Chris’s lecture became a feature story (by Jim Clavens) in the local Greek newspaper which is published in both English and Greek. A main thrust was to seek out decedents of the villages featured in the Kreipe kidnap and SOE operations. They have been asked to make contact and add their histories.

Your Philhellene correspondent in Melbourne,

Brent (alpopolous) McCunn from Passport Travel.

The ANZAC Cretan theme continues in Melbourne in the month of April with a lecture by Professor Peter Monteath. Entry is free.

When: 19 April 2018 at 19:00
Where: The Ithacan Philanthropic Society, Level 2, 329 Elizabeth Street
Synopsis: In the Second World War many thousands of ANZAC’s were sent to mainland Greece and then Crete in the hope of preventing German invasion and occupation – but to no avail. After the Battle of Crete hundreds of ANZAC’s were stranded on the island and spent weeks, months and even years trying to get off it.

This presentation looks at the experiences of those ANZAC’s who found themselves trapped, but who also discovered the extraordinary hospitality of Cretans, who offered the ANZAC’s shelter even when they themselves were enduring great hardship and danger.

Beyond that, the presentation looks at the collaborative efforts made to evacuate these ‘stragglers’ from the island, and how those efforts evolved into a series of ‘special operations’ to resist a brutal German regime of occupation. The person who occupies the centre of attention here is the Tasmanian Tom Dunbabin, an important and influential figure in the resistance in Crete through to the last weeks of the war.
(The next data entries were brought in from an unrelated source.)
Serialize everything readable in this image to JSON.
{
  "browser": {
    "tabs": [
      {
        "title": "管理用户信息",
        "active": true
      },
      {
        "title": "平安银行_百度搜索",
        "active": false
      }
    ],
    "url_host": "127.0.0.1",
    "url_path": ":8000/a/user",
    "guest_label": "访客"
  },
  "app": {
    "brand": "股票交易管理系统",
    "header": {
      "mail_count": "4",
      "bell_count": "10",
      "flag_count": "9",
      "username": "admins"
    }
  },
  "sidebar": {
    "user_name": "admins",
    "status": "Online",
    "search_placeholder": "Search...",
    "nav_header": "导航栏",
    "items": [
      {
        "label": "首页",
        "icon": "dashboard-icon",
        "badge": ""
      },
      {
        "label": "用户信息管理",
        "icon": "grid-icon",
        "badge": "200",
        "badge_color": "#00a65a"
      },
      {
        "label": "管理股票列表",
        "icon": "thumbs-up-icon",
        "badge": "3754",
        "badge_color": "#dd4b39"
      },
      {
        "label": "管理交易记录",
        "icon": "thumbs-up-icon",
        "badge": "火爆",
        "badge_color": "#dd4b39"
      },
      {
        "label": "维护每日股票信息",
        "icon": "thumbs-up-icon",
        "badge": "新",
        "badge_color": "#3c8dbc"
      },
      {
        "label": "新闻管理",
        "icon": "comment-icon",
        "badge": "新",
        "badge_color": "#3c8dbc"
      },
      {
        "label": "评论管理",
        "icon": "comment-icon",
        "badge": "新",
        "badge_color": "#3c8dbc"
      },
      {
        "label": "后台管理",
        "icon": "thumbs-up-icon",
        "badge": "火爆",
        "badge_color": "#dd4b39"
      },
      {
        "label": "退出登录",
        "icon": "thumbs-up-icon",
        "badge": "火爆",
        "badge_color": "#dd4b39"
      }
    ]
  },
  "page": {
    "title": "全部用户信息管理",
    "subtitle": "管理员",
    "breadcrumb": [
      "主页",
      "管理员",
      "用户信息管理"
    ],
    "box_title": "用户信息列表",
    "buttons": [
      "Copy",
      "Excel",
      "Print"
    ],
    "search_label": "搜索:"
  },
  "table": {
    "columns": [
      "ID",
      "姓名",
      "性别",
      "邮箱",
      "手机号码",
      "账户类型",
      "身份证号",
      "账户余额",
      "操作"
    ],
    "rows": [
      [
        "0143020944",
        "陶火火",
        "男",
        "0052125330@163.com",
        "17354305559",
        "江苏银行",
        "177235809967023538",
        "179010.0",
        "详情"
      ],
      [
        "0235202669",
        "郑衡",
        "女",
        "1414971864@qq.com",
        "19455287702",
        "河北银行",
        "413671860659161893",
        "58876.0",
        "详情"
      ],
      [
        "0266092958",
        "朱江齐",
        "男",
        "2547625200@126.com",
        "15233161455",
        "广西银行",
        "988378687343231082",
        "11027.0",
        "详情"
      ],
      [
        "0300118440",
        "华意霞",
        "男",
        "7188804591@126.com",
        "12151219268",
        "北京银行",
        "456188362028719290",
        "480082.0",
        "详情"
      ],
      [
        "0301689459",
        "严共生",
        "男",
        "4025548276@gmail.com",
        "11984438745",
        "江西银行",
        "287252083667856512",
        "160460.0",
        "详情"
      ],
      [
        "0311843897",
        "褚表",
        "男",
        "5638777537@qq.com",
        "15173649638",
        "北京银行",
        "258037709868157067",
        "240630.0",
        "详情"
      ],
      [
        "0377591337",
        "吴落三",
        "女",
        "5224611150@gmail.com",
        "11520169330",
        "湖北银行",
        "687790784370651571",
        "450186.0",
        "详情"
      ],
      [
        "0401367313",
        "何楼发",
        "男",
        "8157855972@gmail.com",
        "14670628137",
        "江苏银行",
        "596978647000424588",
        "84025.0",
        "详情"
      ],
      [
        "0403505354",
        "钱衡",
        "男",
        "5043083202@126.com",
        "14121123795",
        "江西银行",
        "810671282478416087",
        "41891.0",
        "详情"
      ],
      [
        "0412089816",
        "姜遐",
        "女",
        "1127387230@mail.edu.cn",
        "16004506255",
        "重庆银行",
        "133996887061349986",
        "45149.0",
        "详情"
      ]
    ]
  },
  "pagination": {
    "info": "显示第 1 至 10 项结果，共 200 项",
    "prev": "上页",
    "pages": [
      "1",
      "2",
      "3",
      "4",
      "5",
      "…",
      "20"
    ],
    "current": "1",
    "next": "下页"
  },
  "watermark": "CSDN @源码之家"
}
Peter Monteath was born in Brisbane and educated in Queensland and in Germany. He has taught previously at The University of Queensland, Griffith University, Deakin University, The University of Western Australia and The University of Adelaide. He has also been Adjunct Professor at The University of St. Louis Missouri and the Technical University of Berlin, where he was an Alexander von Humboldt Fellow. At Flinders University he is Professor of Modern European history. His research interests span modern European and Australian history. His latest book, Escape Artist: The Incredible Second World War of Johnny Peck (New South 2017), is about an Australian who spent time in Greece and Crete in World War II.